The ‘learned’ commentary I have read since about the government’s draft bill placing some restrictions on judicial review tells me that they’re not by any means what were at first feared. The difficulty is more that Parliament has now started to put into Acts of Parliament provisions attempting to remove, at source, the right of judicial review for that particular Act. As such, it is open to a subsequent government to stop using such a device. It also remains to be seen what the Courts will make of the drafting of those Acts. There is a feeling that the courts will somehow get around it if they want to.

Another criticised change is the abolition of a right, by way of judicial review, to a last-minute appeal against an immigration order, so preventing those who are often convicted criminals from being deported, sometimes even when they have already boarded the plane to their homeland. But this is not what it sounds. In this country we do not have a system which allows an appeal against the decision of one court to another court at the same level. In the case of immigration appeals, however, for no good reason, this can happen. The change proposed simply removes a right of appeal from one tribunal to a tribunal of equal standing, a defect in the drafting which was missed when the system was being set up and so should be removed. But some human rights lawyers, perhaps with vested interests – their fees – are opposed to such a change.
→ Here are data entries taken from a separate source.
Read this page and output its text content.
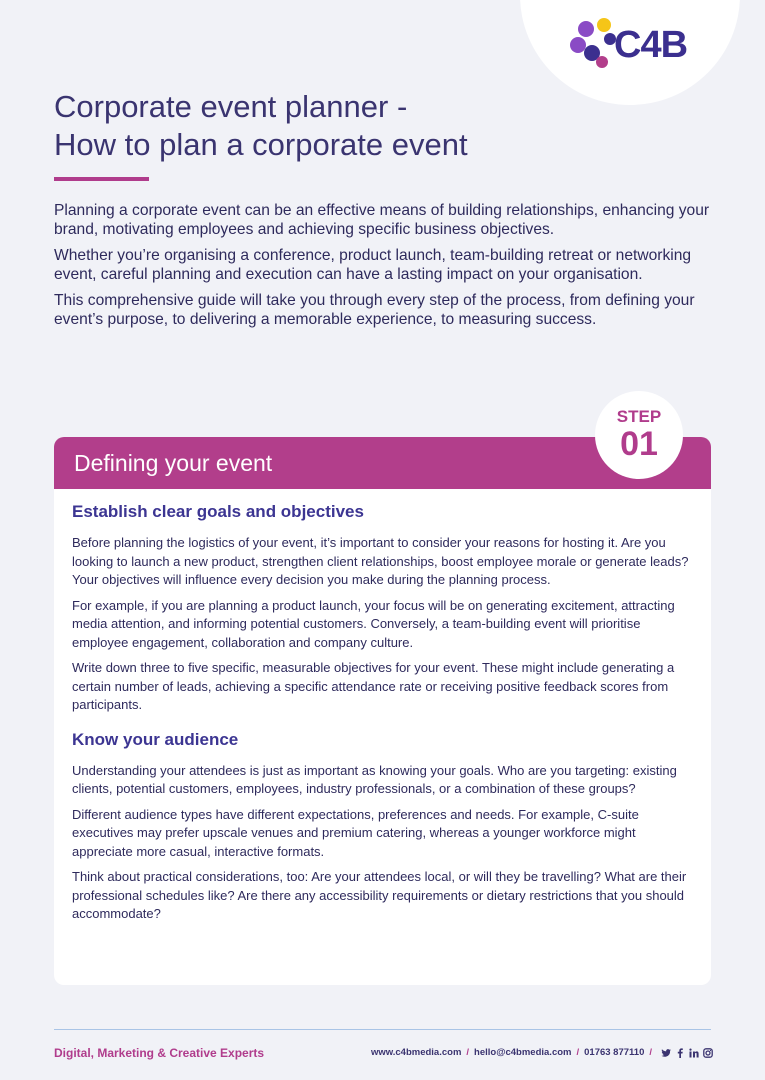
C4B
Corporate event planner -
How to plan a corporate event

Planning a corporate event can be an effective means of building relationships, enhancing your brand, motivating employees and achieving specific business objectives.

Whether you’re organising a conference, product launch, team-building retreat or networking event, careful planning and execution can have a lasting impact on your organisation.

This comprehensive guide will take you through every step of the process, from defining your event’s purpose, to delivering a memorable experience, to measuring success.

Defining your event
Establish clear goals and objectives

Before planning the logistics of your event, it’s important to consider your reasons for hosting it. Are you looking to launch a new product, strengthen client relationships, boost employee morale or generate leads? Your objectives will influence every decision you make during the planning process.

For example, if you are planning a product launch, your focus will be on generating excitement, attracting media attention, and informing potential customers. Conversely, a team-building event will prioritise employee engagement, collaboration and company culture.

Write down three to five specific, measurable objectives for your event. These might include generating a certain number of leads, achieving a specific attendance rate or receiving positive feedback scores from participants.

Know your audience

Understanding your attendees is just as important as knowing your goals. Who are you targeting: existing clients, potential customers, employees, industry professionals, or a combination of these groups?

Different audience types have different expectations, preferences and needs. For example, C-suite executives may prefer upscale venues and premium catering, whereas a younger workforce might appreciate more casual, interactive formats.

Think about practical considerations, too: Are your attendees local, or will they be travelling? What are their professional schedules like? Are there any accessibility requirements or dietary restrictions that you should accommodate?

STEP
01
Digital, Marketing & Creative Experts	www.c4bmedia.com / hello@c4bmedia.com / 01763 877110 /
As far as restrictions on demonstration are concerned, the government doesn’t actually have direct control. As remarked above, quite a few of the limitations on conduct seem to me to be a response to attempts by demonstrators to impose their view of how things should be without going through the democratic process. But the new Act, once passed, still has to be enforced. And there are still two barriers in the way to overtly political conduct in that context – decisions by the police as to how far they want to be seen to get involved to stop demonstrations happening and the right of the DPP/Crown Prosecution Service to decide that they’re not going to allow a prosecution to proceed in the circumstances. This is a power they have independently of government, if they consider that prosecution would be excessive or otherwise not justified in all the circumstances.

What is more troubling are such things as appointments to supposedly independent bodies of government cronies, such as the ex-Daily Mail editor Paul Dacre, as chairman of Ofcom and so having influence over what constitutes a balanced news agenda and so what we read, see and hear. Mr Freedland’s article refers to another article in the Guardian which deals with this in more detail. Perhaps he should have read the article, because it also explains the difficulties the government is having in pursuing that particular agenda. The independent interviewing body refused to allow Mr Dacre’s appointment. Although the government is now trying to find others to conduct another interview, they are having great difficulty in finding the necessary stooges.

What is most troubling though is the proposed change to the Official Secrets Act which, in its present form, would not give a public interest defence to whistle blowers or journalists reporting what they had been told. We shall have to see how that fares as it goes through the parliamentary process.

So then, I agree that, like with most governments, there is an attempt to grab power and, generally when the power has been grabbed, a subsequent government, even one composed of those who opposed the original power grab, if ever we have another one, do nothing to put things back as they were.